Dhaka, Bangladesh (BBN) – The central bank of Bangladesh has revised guidelines allowing the capital market investments as supplementary capital of the banks to meet overall capital requirement under Basel-II framework.
Under the revised guidelines, 10 percent of revaluation reserves for equity instruments is eligible for tier-2 capital, generally known as supplementary capital.
The revaluation reserves for equity instruments will be calculated on the basis of ‘marking to market’ system to know the actual market prices of the listed companies’ shares, which will be held under banking book account.
‘Marking to market or mark to market’ system is a process of calculation to determine the market value of an asset.
“The banks will be allowed to show their capital market investments, particularly in banking book account, as a supplementary capital,” a senior official of the Bangladesh Bank (BB) told BBN in Dhaka.
He also said the central bank has taken the move to facilitate the banks to meet capital requirement under the Basel-II accord.

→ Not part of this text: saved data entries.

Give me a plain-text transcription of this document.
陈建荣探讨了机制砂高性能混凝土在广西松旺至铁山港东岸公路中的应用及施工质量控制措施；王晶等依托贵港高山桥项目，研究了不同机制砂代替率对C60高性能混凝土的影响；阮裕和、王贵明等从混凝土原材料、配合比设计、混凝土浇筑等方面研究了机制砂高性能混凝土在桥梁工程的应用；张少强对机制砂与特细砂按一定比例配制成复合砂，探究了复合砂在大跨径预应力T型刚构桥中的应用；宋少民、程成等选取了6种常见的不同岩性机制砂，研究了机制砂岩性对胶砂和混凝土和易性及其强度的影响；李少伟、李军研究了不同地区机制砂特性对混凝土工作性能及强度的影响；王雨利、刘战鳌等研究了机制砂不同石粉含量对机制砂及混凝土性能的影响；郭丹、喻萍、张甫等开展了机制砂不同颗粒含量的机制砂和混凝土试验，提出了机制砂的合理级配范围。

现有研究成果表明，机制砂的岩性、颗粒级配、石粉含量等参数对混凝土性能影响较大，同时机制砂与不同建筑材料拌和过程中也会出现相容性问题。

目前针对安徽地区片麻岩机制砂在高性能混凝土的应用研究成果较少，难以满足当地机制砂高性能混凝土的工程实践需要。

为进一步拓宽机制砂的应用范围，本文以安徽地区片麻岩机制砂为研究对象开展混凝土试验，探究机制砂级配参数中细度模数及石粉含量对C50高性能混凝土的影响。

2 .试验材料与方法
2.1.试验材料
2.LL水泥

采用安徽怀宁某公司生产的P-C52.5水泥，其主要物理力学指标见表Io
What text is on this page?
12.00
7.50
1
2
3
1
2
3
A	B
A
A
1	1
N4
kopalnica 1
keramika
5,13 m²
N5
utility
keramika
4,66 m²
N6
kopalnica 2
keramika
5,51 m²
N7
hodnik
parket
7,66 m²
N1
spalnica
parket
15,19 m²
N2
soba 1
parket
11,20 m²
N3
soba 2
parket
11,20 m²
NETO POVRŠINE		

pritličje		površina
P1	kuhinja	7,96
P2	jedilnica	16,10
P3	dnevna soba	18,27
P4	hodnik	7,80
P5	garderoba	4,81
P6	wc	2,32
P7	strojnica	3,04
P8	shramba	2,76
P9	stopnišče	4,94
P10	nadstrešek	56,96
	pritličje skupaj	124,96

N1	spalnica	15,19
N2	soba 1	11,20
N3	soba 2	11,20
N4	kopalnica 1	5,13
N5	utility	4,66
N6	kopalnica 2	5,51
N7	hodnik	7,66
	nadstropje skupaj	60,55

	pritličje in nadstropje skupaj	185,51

The BB has already issued a circular in this connection and asked chief executives of all scheduled banks to follow the revised guidelines on risk-based capital adequacy properly.
“Report on capital adequacy of banks in line with the revised guidelines should be submitted to the Department of Off-site Supervision on quarterly basis within the following month of the relevant quarter,” the circular said.
The central bank earlier amended guidelines on risk-based capital adequacy for banks under Basel-II framework considering the overall financial position in the country’s banking sector.
Under the amended guidelines, the banks will have to comply with the minimum capital required (MCR) at 8.0 percent from January 1, 2010 to June 30, 2010 while a rate of 9.0 percent will be maintained from July 1, 2010 to June 30, 2011.
The banks, however, must comply with the MCR at 10 percent from July 1 next year and onwards, the central bank officials added.
The MCR had been set at 9.0 percent with the risk-weighted assets of the banks or BDT 4.0 billion of total capital, whichever is higher, that would be treated as MCR of the banks under the Basel-II accord.
The Basel-II accord came into force in Bangladesh from January 1 this year to consolidate capital base of the banks in line with the international standard.
The new Basel accord has been prepared on the basis of three pillars: minimum capital requirement, supervisory review process and market discipline.
Three types of risks — credit risk, market risk and operational risk — have to be considered under the minimum capital requirement.